Compute the definite integral:
$${\int_{{{0.2}}}^{{{2.2}}}}{x}{e}^{x}{\left.{d}{x}\right.}$$
For the integrand $$e^x x$$, integrate by parts, integral $$f dg = f g$$ - integral g df, where
$$\displaystyle{f}={x},{d}{g}={e}^{{{x}}}{\left.{d}{x}\right.},{d}{f}={\left.{d}{x}\right.},{g}={e}^{{{x}}}$$:
$$= e^{x} x \mid_{0.2}^{2.2}-\int_{{0.2}}^{{2.2}}{e}^{x}{\left.{d}{x}\right.}$$
Evaluate the antiderivative at the limits and subtract.

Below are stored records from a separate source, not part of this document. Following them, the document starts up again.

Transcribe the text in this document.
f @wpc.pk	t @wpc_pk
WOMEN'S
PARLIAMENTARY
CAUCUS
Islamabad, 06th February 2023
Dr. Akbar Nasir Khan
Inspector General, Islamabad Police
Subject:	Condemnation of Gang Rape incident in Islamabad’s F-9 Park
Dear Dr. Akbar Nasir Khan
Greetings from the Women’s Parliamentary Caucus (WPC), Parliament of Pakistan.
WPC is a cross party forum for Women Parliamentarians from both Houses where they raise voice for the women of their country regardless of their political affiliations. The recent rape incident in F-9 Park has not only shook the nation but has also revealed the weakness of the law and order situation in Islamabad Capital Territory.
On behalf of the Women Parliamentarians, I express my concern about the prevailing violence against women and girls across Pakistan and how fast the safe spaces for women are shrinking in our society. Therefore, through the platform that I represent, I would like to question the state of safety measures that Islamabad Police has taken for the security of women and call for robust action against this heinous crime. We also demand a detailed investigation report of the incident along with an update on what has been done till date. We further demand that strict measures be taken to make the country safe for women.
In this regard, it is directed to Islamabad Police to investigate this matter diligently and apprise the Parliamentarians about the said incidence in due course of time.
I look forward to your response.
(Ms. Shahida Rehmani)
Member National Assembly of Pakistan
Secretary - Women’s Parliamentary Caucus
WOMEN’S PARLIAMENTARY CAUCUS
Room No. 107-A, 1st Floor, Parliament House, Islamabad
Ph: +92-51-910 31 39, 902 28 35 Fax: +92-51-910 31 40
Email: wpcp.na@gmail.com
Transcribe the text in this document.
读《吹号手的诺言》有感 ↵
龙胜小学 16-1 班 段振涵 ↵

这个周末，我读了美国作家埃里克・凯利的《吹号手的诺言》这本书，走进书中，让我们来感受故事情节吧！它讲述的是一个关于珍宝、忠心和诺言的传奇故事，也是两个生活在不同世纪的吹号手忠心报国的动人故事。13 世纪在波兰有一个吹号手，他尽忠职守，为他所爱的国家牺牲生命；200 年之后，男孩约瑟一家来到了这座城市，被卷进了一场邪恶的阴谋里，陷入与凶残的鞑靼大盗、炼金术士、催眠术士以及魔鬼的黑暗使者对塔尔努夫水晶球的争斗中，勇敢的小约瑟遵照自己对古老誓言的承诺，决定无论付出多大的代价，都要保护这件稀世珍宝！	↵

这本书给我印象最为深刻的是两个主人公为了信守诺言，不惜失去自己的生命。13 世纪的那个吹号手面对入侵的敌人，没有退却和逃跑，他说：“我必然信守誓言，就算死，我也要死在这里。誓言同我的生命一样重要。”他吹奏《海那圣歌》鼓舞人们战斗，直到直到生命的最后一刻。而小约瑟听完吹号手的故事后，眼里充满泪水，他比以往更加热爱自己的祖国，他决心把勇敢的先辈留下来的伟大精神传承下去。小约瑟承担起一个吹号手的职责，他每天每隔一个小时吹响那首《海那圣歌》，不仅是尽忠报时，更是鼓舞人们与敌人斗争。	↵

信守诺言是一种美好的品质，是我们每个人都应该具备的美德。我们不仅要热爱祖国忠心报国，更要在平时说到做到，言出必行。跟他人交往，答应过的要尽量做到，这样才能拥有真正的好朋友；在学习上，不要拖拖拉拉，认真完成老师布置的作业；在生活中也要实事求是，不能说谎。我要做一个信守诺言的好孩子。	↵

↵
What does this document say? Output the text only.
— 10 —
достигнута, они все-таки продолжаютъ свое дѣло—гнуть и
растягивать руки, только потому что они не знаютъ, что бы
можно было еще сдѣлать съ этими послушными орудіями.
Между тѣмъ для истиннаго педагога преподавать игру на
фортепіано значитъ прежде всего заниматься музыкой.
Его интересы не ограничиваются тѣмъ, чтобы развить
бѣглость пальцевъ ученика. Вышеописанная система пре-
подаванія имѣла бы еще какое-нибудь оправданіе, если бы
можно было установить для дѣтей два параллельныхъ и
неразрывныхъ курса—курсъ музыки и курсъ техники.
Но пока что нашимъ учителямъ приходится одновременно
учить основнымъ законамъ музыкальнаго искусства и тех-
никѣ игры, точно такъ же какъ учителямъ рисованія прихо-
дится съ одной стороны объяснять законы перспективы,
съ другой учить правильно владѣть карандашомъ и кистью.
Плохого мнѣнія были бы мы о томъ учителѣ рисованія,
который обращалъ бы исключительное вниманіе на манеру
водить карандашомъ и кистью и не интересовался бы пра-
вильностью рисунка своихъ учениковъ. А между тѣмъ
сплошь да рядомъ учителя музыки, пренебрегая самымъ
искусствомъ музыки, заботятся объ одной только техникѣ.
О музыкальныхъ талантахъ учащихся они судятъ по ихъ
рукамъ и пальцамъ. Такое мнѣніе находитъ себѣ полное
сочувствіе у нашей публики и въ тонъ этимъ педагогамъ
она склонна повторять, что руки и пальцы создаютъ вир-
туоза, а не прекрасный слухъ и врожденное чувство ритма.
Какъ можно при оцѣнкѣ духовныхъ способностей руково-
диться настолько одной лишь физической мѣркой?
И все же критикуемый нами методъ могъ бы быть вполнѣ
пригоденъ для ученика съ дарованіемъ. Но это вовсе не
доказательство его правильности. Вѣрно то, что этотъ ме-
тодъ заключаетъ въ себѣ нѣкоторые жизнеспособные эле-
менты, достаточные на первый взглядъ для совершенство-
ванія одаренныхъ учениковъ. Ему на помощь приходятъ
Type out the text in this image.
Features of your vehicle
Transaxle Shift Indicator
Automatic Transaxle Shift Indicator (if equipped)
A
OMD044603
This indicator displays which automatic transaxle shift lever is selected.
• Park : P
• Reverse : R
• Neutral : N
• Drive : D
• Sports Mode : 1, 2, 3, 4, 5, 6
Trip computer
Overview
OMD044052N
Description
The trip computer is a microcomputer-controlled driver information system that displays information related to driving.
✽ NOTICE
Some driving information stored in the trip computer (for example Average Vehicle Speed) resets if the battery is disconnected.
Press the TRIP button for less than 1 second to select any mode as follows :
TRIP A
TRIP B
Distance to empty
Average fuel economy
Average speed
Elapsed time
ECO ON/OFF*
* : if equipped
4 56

$$e^{x} x \mid_{0.2}^{2.2}={e}^{2.2}{2.2}-{e}^{0.2}{0.2}={19.6107}$$:
$$={19.6107}-{\int_{{0.2}}^{{2.2}}}{e}^{x}{\left.{d}{x}\right.}$$
Apply the fundamental theorem of calculus.
The antiderivative of $$\displaystyle{e}^{{{x}}}$$ is $$\displaystyle{e}^{{{x}}}$$:
$$= 19.6107 + (-e^{x}) \mid _{0.2}^{2.2}$$
Evaluate the antiderivative at the limits and subtract.
$$(-e^{x}) \mid {0.2}^{2.2}={\left(-{e}^{2.2}\right)}-{\left(-{e}^{0.2}\right)}=-{7.80361}$$:
$$= 11.8071$$